Manual Mean != BCEWithLogitsLoss Mean

PiXAI · October 19, 2020, 9:42am

I’m doing some experiments with MultiLabelClassification and I was trying to calculate the mean of the loss manually and found out, that there is a big difference to the BCEWithLogitsLoss-Mean and I don’t get why that’s the case.

Here is my code:

import math, torch, torch.nn as nn
pre = torch.tensor([0.133, 0.145, 0.692, 0.030])
des = torch.tensor([0., 0., 1., 0.])
torch.sigmoid(pre)
--> tensor([0.5332, 0.5362, 0.6664, 0.5075])

l1 = -(1*(math.log(0.5332))+(1-0)*math.log(1-0.5332))
--> 1.3907130692473197

l2 = -(1*(math.log(0.5362))+(1-0)*math.log(1-0.5362))
--> 1.391549907340984

l3 = -(1*(math.log(0.6664))+(1-1)*math.log(1-0.6664))
--> 0.4058651881295041

l4 = -(1*(math.log(0.5075))+(1-0)*math.log(1-0.5075))
--> 1.3865193864361882

1/4*(l1+l2+l3+l4)
--> 1.143661887788499

And this is the pytorch-implementation:

import math, torch, torch.nn as nn
criterion = nn.BCEWithLogitsLoss(reduction='mean')
pre = torch.tensor([0.133, 0.145, 0.692, 0.030])
des = torch.tensor([0., 0., 1., 0.])
criterion(pre, des)
--> tensor(0.6611)

If I set the reduction to ‘none’ only l3 (Loss 3) hast the same value:

tensor([0.7619, 0.7683, 0.4058, 0.7083])

Could somebody please explain to me, why that’s the case?
Thanks!

alexgo · October 19, 2020, 2:42pm

you have a mistake in the labels in your manual implementation.
should be:

l1 = -(0*(math.log(0.5332))+(1-0)*math.log(1-0.5332))

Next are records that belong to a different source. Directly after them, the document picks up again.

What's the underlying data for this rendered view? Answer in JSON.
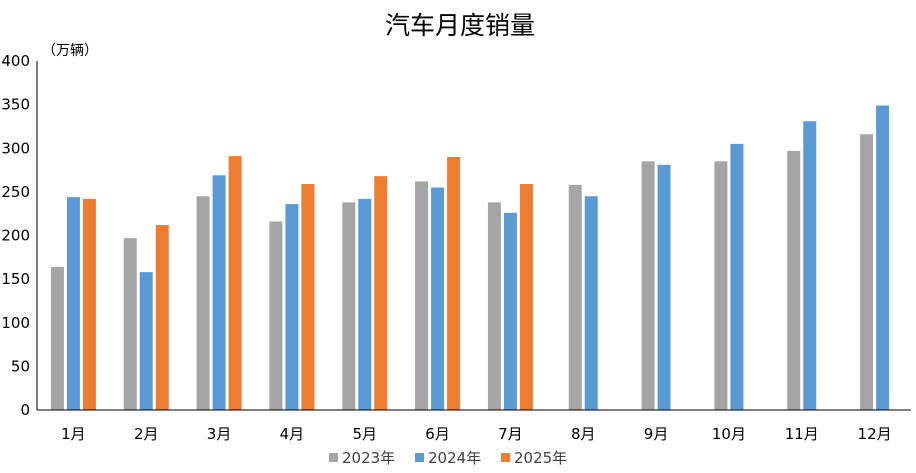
{
  "chart_data": {
    "type": "bar",
    "title": "汽车月度销量",
    "unit_label": "（万辆）",
    "categories": [
      "1月",
      "2月",
      "3月",
      "4月",
      "5月",
      "6月",
      "7月",
      "8月",
      "9月",
      "10月",
      "11月",
      "12月"
    ],
    "series": [
      {
        "name": "2023年",
        "color": "#a5a5a5",
        "values": [
          164,
          197,
          245,
          216,
          238,
          262,
          238,
          258,
          285,
          285,
          297,
          316
        ]
      },
      {
        "name": "2024年",
        "color": "#5b9bd5",
        "values": [
          244,
          158,
          269,
          236,
          242,
          255,
          226,
          245,
          281,
          305,
          331,
          349
        ]
      },
      {
        "name": "2025年",
        "color": "#ed7d31",
        "values": [
          242,
          212,
          291,
          259,
          268,
          290,
          259,
          null,
          null,
          null,
          null,
          null
        ]
      }
    ],
    "ylim": [
      0,
      400
    ],
    "yticks": [
      0,
      50,
      100,
      150,
      200,
      250,
      300,
      350,
      400
    ],
    "grid": false,
    "legend_position": "bottom"
  }
}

l2 = -(0*(math.log(0.5362))+(1-0)*math.log(1-0.5362))

l3 = -(1*(math.log(0.6664))+(1-1)*math.log(1-0.6664))

l4 = -(0*(math.log(0.5075))+(1-0)*math.log(1-0.5075))

PiXAI · October 19, 2020, 3:55pm

I really wonder sometimes where I left my brain.

Thank you! That was the mistake I made.

And now I’m getting a loss which I understand

BCEWLL:

criterion = nn.BCEWithLogitsLoss(reduction='none', pos_weight=samples_weight)
pre = torch.tensor([-8., 0., 4., -2.])
des = torch.tensor([0., 0., 1., 0.])

criterion(pre, des)
--> tensor([3.3569e-04, 6.9315e-01, 1.8150e-02, 1.2693e-01])

torch.mean(criterion(pre,des))
--> tensor(0.2096)

Manual:

pre = torch.tensor([-8., 0., 4., -2.])
des = torch.tensor([0., 0., 1., 0.])
import math, torch, torch.nn as nn
import numpy as np
def bll(pre, des):
  bitloss = 0
  for p, d in zip(pre, des):
    sp = torch.sigmoid(p)
    loss = -(d*(math.log(sp))+(1-d)*math.log(1-sp))
    bitloss += loss
    print(loss)
  return bitloss

ll = bll(pre, des)
BCEWLL = (1/len(pre))*ll
print(f"MEAN:{BCEWLL}")

--> tensor(0.0003)
tensor(0.6931)
tensor(0.0181)
tensor(0.1269)
MEAN:0.20964014530181885

The only thing I wonder is how -8 can have such a low loss value when it’s the farthest away?
According to log(1 - 1/(1 + e^8)) it should also be a negative value.

EDIT:
Well I answer my question myself. Lowest loss because it’s the farthest away and thus “very wrong” -> Not dangerous to interfere the true prediction. The 0 prediction is the nearest so the biggest loss there.

alexgo · October 19, 2020, 4:32pm

Sigmoid of -8 is a very small number so it means the prediction is correct, it is close to the label 0. So it makes sense that the loss is low.

The expression you wrote is close to log(1) which is 0.